It's often stated that when tiling the background of a web page with background-image, that performance is better with an image of larger dimensions due to it needing to be tiled less frequently. For a while I've been making them 8x8 px, or multiples of 8.
But does anyone have links to data that prove this is the case across a range of browsers, taking in rendering times, or CPU load at various points of page rendering?
I'd imagine it matters very little in these modern browsers you listed in your comment:
IE 8/9, and latest versions of Firefox/Safari/Chome/Opera
However, I have heard of a bug in IE8 when it comes to an image of exactly the size 1px * 1px
:
Internet Explorer 8 doesn't perform the repeat of a 1x1 pixel semi-transparent background image correctly when any other element on the page is using the "-ms-filter" drective for the alpha transparency:
-ms-filter: "progid:DXImageTransform.Microsoft.Alpha(Opacity=50)";
See: http://nemesisdesign.net/blog/coding/ie8-1x1px-semi-transparent-background-bug/
and the demo: http://static.nemesisdesign.net/demos/ie9-1x1px-semi-transparent-background/
So, 8x8
seems like a good enough size to use.
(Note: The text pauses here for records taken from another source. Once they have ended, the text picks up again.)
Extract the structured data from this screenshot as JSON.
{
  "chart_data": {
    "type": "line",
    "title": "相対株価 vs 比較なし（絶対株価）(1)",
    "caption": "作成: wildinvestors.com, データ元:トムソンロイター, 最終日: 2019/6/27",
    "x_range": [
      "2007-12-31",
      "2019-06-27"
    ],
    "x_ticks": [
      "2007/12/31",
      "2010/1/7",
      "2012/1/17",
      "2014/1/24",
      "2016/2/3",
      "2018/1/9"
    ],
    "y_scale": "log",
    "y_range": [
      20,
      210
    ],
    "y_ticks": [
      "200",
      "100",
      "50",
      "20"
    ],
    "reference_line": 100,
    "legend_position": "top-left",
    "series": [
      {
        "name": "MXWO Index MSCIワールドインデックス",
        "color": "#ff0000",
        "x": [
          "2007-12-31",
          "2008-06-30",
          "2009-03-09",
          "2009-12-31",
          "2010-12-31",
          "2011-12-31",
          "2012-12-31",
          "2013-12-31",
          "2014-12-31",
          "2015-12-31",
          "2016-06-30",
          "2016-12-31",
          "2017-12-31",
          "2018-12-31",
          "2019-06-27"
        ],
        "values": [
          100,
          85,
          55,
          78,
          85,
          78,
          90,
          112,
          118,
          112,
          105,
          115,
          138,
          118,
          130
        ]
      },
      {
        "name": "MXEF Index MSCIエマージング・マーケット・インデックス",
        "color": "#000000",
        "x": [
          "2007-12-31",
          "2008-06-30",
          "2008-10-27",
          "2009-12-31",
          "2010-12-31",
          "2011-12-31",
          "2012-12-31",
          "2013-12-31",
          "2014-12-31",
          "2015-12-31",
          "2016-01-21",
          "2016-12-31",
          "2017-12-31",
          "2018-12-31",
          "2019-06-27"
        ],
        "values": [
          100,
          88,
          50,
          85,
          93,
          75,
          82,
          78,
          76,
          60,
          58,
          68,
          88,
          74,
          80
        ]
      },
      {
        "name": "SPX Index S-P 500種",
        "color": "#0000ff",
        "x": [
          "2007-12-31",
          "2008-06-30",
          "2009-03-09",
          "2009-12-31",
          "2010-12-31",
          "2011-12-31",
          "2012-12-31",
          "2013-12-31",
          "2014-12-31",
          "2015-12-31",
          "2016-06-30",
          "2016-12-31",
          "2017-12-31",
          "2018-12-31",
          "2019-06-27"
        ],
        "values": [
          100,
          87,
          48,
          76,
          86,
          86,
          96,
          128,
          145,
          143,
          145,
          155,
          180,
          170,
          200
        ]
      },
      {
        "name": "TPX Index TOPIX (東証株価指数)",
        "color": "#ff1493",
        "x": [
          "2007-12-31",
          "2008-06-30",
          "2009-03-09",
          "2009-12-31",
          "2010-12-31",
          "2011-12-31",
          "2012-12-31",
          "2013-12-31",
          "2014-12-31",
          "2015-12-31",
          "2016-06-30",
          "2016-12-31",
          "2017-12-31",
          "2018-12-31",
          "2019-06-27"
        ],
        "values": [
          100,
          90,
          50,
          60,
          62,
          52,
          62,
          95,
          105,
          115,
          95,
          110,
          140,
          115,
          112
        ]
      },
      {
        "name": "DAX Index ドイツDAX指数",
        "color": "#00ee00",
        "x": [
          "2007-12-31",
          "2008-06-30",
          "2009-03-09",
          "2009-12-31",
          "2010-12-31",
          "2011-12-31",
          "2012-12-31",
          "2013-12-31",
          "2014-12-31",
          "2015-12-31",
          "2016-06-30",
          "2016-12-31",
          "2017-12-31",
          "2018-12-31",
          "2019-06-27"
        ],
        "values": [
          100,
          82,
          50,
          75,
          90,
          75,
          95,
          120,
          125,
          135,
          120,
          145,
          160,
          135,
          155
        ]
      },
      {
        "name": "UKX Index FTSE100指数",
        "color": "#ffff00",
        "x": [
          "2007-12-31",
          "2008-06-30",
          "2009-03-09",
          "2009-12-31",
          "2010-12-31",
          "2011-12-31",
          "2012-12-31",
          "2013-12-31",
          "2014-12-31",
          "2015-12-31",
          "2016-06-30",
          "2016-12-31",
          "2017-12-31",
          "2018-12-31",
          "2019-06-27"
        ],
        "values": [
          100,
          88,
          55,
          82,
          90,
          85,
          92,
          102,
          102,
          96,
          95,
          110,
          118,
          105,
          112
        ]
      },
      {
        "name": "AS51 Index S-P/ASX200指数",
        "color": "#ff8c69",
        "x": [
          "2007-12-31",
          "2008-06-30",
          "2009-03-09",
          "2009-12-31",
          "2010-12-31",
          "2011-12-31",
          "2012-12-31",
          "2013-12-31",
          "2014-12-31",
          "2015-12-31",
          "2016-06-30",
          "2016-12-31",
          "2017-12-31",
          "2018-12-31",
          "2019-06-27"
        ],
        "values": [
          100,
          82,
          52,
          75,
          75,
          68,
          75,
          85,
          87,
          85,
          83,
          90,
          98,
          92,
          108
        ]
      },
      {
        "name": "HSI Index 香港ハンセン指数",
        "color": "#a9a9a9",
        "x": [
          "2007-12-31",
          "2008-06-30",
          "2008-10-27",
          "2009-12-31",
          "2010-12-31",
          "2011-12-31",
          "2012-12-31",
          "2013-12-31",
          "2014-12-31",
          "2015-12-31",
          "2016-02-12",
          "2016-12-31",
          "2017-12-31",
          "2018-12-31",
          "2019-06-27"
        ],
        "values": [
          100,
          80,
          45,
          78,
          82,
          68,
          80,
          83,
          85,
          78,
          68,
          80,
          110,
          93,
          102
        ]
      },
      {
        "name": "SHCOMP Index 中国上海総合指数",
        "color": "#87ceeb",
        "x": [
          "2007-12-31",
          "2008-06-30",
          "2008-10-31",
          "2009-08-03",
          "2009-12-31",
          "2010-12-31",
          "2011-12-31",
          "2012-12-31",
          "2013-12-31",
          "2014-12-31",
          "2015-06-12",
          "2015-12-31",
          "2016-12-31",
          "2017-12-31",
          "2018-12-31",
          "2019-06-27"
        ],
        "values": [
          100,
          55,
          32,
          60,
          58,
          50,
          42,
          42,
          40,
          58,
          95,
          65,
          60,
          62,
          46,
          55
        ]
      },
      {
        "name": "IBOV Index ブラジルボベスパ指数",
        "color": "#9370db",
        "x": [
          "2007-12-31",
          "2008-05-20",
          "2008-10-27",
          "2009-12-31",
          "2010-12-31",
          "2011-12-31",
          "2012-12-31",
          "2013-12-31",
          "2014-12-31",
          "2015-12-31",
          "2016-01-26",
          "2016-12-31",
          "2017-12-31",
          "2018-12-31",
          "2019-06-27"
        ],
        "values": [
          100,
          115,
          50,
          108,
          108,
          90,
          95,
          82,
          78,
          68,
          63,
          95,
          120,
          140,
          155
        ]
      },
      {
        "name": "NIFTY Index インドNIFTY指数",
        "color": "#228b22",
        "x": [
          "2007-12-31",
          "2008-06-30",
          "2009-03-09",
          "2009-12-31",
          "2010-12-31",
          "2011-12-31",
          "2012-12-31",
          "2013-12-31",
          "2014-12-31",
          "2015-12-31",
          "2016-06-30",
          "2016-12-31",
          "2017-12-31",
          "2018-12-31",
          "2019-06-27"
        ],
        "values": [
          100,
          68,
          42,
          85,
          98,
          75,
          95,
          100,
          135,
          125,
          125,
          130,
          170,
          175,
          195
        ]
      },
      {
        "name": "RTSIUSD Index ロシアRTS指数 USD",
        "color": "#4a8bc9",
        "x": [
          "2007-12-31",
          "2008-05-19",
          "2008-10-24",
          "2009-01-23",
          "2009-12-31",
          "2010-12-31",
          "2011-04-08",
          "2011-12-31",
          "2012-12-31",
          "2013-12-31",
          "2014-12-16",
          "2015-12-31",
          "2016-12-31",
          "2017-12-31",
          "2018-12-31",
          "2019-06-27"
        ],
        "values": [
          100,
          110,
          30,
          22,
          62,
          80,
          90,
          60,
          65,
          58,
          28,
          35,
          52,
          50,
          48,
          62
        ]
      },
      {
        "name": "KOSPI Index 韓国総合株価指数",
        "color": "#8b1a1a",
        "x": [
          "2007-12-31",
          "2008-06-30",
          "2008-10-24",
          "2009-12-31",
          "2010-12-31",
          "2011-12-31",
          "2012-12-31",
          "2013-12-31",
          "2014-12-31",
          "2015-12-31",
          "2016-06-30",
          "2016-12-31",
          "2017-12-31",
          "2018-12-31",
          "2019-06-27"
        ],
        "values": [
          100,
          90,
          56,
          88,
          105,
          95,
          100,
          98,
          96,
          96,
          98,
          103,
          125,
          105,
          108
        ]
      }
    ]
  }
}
I'd be surprised if anyone on the Internets has cared enough about this to rigorously benchmark it.
I did find this, which discusses the subject:
http://blogs.adobe.com/dreamweaver/2011/02/optimal-css-tiled-background-image-size.html
Make sure to also read the comments.
To sum it up, I'm going to quote myself from months ago:
I'd imagine it matters very little in [the] modern browsers [IE 8/9, and latest versions of Firefox/Safari/Chome/Opera] you listed in your comment.
In some email clients the image won't repeat unless the background image is at least 25X25 so I've settled on that as my default size.